To recap, on branding specifically: I think License Zero did a lot to emphasize valid criticism of the way things go in software right now, reflecting lived experience for a lot of developers in a way they hadn’t seen before. It was a bit angry. It was a bit punk rock. It was dark, black-and-white, and austere. All of that lent itself to the feeling of overdue, open confronting with persistent unfairness in the industry. That was real.
It was also pretty one-sided. It told the kind of story that aggrieved developers wanted to hear when signing up. But not a story that potential users of their work really wanted to hear when buying a license. Even if they were buying a license in partial recognition of the unfairness behind taken head-on.
I think it’s time for the new, evolved platform to focus more on the alternative it has to offer, on the principles of fairness and reciprocity that it stands for, rather than on criticisms of the status quo. I don’t think it should go full-on bright colors and smiling professionals in stock photos. The point isn’t to sell anything to The Enterprise. But it should feel less sharp, less blunt, and more constructive. I’d like to emphasize that the invitation to buy a license for a project is also an invitation to run the same model for your own worthy projects.

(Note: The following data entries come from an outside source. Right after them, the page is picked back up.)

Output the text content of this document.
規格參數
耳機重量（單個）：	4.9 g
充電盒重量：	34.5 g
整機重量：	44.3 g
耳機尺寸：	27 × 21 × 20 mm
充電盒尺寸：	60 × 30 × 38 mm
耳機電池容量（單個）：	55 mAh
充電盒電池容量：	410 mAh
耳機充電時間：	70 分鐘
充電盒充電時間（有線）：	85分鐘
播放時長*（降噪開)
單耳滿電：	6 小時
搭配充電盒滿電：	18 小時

I’ve been keeping a running list of themes that might yield a name. Of course, in this day and age, the trick is often finding an available .com. But I find it’s helpful to mull over a theme before finding a specific instance of it in an available name.
In any event, here’s a list. I’d love to know what stands out to people, in a good way or a bad way. And I’d love more suggestions, if any jump to mind.
Honor System / Honor Code / Honor Roll
Honest Pay for Honest Work
Toolbox, Toolkit, Tool Cage
Tool and Die
Proof of Payment
I’ve also kept a list of more or less generic add-on words. These could be useful later, in moving from a theme to an available name:
@jackyalcine, great to have you! Would really appreciate your eyes on this, quickly, if you have the time.
I also keep reminding myself that you’ve been amazing as a source of pointers to different economic and mutual-aid practices in different cultures. I’m sure I haven’t reflected all your input above. If that jogs any memories, feel free to chime in!
Domains names may be worked around by certain prefixes or suffixes. Such as “thisis*” or “get*”.
Some thoughts to make sure the imperative for a rename is articulated clearly:
Is there that much resentment from buyers to change the name rather than doing a new version?
Some products require warming up to over years. Little increments in certainty, from small increments in exposure. License Zero has built up a lot of this idea exposure and expansion over the year. A rebrand may need to start again on that, although obviously with a head start.
I’m also unconvinced that L0 can’t be repurposed for this new venture. The main change needed would be to find a new home for Parity and Prosperity (they do have their own respective websites already) so that L0 isn’t too directly tied those licenses.
How do folks feel about new TLDs, like .dev and .network and such? I’m constantly tempted by them, since .com seems like it’s 90+% squatted. But I worry about perception, as well as bad behavior by the TLD administrators. .dev, for example, is Google’s.
Parity and Prosperity are safe, and I will continue to support them.
Part of the motivation for a new name, however, is moving away from license-first presentation. It’s come up several times that developers like the idea of using their license power to strike new deals with users. But leading with licenses, which are means rather than ends, has tended to shift conversations from the relationship developers want to the new licenses they can use.
If the existing License Zero service is going to be closed, then I see no reason the name couldn’t be reused. I don’t think the current brand messaging has negative connotations that are impacting adoption.
Themes that I Like:
If the change in branding is intended to move away from buying licenses to obey the law, to buying licenses to support developers, then perhaps you can borrow something from how Patreon positions itself.
I like the sound of .network. I’ve heard bad things about .io and .nu too, so I can understand your reservation against them.
I like the sound of “co-op”, but don’t want to trick anyone into thinking of the project as a proper cooperative. I’m certainly motivated to run it that way, but in terms of legal structure, it’s a limited liability company controlled exclusively by me.